Glycerine: Bridging the energy deficit in early lactation.

ICBF data, reports a marked increase for February calf registrations, as the 2019 calving season kicks into action. However, figures are still 8-9 percent behind the same period as last year, as many farmers chose to delay the 2018 breeding season in order to calve closer to the spring grass wedge. These decisions, taken in the hope of avoiding any unseasonal weather conditions this spring, have resulted in a 2-3 week delay on calving dates.

Good animal husbandry practices are essential at calving, and help negate some of the metabolic and environmental changes occurring during the cow’s transition to early lactation. Feed intakes, for most cows’, are only 8-10kg dry matter (DM) in the immediate week post calving, and are not sufficient to support both milk production and body maintenance. These low intakes, inevitably result in the cow entering a period of negative energy balance (NEB). This nutritional imbalance is most acute in the first 6 weeks post calving and is not fully bridged until peak dry matter intakes (DMI) return in the 10th – 12th week of lactation. Although affordable for most cows in good body condition score (BCS), high yielding, over fat and poorly conditioned cows are at a higher risk of developing underlying metabolic diseases and reproduction failure if the (NEB) is not addressed quickly.

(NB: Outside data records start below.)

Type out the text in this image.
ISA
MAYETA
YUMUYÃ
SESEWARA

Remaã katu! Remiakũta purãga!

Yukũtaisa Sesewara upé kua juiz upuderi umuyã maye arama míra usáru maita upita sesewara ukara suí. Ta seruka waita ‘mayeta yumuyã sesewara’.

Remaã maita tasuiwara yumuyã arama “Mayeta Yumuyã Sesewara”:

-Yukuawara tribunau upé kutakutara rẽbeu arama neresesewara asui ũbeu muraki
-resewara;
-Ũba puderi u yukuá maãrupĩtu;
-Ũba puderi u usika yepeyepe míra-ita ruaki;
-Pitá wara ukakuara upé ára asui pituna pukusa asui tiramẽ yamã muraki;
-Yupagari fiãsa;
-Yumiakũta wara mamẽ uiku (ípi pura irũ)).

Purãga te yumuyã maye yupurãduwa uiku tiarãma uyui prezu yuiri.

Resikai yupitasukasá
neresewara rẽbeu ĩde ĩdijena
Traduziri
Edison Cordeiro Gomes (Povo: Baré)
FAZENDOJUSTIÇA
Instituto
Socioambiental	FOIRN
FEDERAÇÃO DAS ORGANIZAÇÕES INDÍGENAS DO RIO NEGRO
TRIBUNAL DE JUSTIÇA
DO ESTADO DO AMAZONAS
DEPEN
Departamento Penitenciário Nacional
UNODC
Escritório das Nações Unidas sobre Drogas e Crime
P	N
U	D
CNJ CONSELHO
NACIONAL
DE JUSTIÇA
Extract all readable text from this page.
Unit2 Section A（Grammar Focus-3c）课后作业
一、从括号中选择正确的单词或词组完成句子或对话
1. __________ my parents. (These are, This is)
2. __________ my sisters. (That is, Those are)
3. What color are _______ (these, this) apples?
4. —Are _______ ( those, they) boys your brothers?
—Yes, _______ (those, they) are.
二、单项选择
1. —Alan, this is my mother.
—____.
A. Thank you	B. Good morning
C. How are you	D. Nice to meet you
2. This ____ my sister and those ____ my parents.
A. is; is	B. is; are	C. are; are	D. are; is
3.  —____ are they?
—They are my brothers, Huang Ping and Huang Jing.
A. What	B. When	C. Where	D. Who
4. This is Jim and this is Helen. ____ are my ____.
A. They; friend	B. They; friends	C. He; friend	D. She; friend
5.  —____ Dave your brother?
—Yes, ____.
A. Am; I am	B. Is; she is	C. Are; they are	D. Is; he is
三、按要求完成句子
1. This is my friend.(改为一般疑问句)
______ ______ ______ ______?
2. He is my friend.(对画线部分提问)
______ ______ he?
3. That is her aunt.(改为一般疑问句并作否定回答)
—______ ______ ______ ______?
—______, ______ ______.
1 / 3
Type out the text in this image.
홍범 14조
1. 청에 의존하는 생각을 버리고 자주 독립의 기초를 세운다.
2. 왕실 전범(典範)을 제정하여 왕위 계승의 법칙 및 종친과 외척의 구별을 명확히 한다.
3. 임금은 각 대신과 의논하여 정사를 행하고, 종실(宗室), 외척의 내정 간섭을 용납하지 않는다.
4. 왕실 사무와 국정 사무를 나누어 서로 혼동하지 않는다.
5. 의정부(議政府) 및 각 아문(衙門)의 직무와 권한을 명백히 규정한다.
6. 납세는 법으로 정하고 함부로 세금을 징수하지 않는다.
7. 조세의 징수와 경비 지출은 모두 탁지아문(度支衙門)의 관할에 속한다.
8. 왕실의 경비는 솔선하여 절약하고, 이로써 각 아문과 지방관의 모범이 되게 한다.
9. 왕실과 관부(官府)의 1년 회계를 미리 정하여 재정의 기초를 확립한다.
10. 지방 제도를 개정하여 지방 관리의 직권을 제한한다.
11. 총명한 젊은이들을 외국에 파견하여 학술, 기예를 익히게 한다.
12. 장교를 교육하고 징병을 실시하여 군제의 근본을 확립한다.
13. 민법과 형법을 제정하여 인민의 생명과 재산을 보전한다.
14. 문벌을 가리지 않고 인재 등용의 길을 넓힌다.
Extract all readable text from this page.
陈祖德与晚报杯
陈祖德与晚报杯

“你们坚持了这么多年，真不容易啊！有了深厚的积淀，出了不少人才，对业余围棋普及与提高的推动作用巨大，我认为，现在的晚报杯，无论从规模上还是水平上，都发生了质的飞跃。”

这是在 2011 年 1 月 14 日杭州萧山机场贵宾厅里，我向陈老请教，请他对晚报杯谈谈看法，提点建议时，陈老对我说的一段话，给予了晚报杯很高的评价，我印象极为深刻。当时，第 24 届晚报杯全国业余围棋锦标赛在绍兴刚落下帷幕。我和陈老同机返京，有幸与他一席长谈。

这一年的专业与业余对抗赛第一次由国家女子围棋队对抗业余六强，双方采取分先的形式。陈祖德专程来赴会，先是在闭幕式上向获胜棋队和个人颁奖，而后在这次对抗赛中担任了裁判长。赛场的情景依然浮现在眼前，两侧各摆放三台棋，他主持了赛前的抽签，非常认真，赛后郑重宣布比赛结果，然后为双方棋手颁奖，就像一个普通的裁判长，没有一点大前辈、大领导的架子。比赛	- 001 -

Cows of (BSC) of 3.5 or greater are most susceptible to metabolic diseases in early lactation, with ketosis being one of the main offenders. Already having a low (DMI), these overfat cows mobilise large amounts of their own body reserves for milk production. This fat, is then transported as none esterified fatty acids (NEFAs) to the liver and broken down to release energy. Due to the large increase of fat mobilisation, the cow’s liver becomes saturated and metabolites known as ketones are produced. These ketones then overflow into the bloodstream, resulting in a further reduction in the cow’s appetite and subsequently a reduction in her milk yield. It is at this point that the cow is on the verge of ketosis. Diagnosis of cows with ketosis generally occurs 2-4 weeks post calving and this usually indicates that there is a larger underlying ketosis problem within the herd.

Cows of higher genetic merit can also suffer from increased incidence of ketosis. Experiencing a rapid increase in milk production, accompanied by a slow rise in (DMI), high yielding cows inevitably succumb to a nutritional imbalance. These conditions unavoidably result in cows entering a period of (NEB). If the (NEB) is allowed to persist, large amounts of the cow’s own body reserves will again be mobilised, thus, facilitating the perfect environment to exist for the onset of ketosis.

Applying correct management practices in the dry period prior to calving can greatly reduce a cow’s susceptibility to ketosis. Body condition score management is vital, cows should calve down in a fit state and not over fat with a (BCS) of 3.0-3.5 being the optimum. Additionally, minimising cow stress levels, avoiding any sudden dietary changes and maximising cow (DMI) post calving are all practices that can help offset the frequency at which these metabolic diseases might occur.

Supplementing with a quick acting glucose solution in the form of glycerine is also an excellent management technique that can be used. Having an energy content of 1.6 UFL/kg/DM, glycerine is the ideal supplement to help counteract any nutritional imbalance that occurs in early lactation. Additionally, glycerine also increases overall water consumption as well as acting as an excellent glycogenic precursor, which is an important constituent for milk synthesis. Having such a high energy density, allows for low inclusion rates of glycerine in the overall diet, therefore, not effecting overall rumen fill. Moreover its versatility allows it to be dosed through liquid feeders on robotic milking machines, mixed through the total mixed ration (TMR) or topped dressed on forages.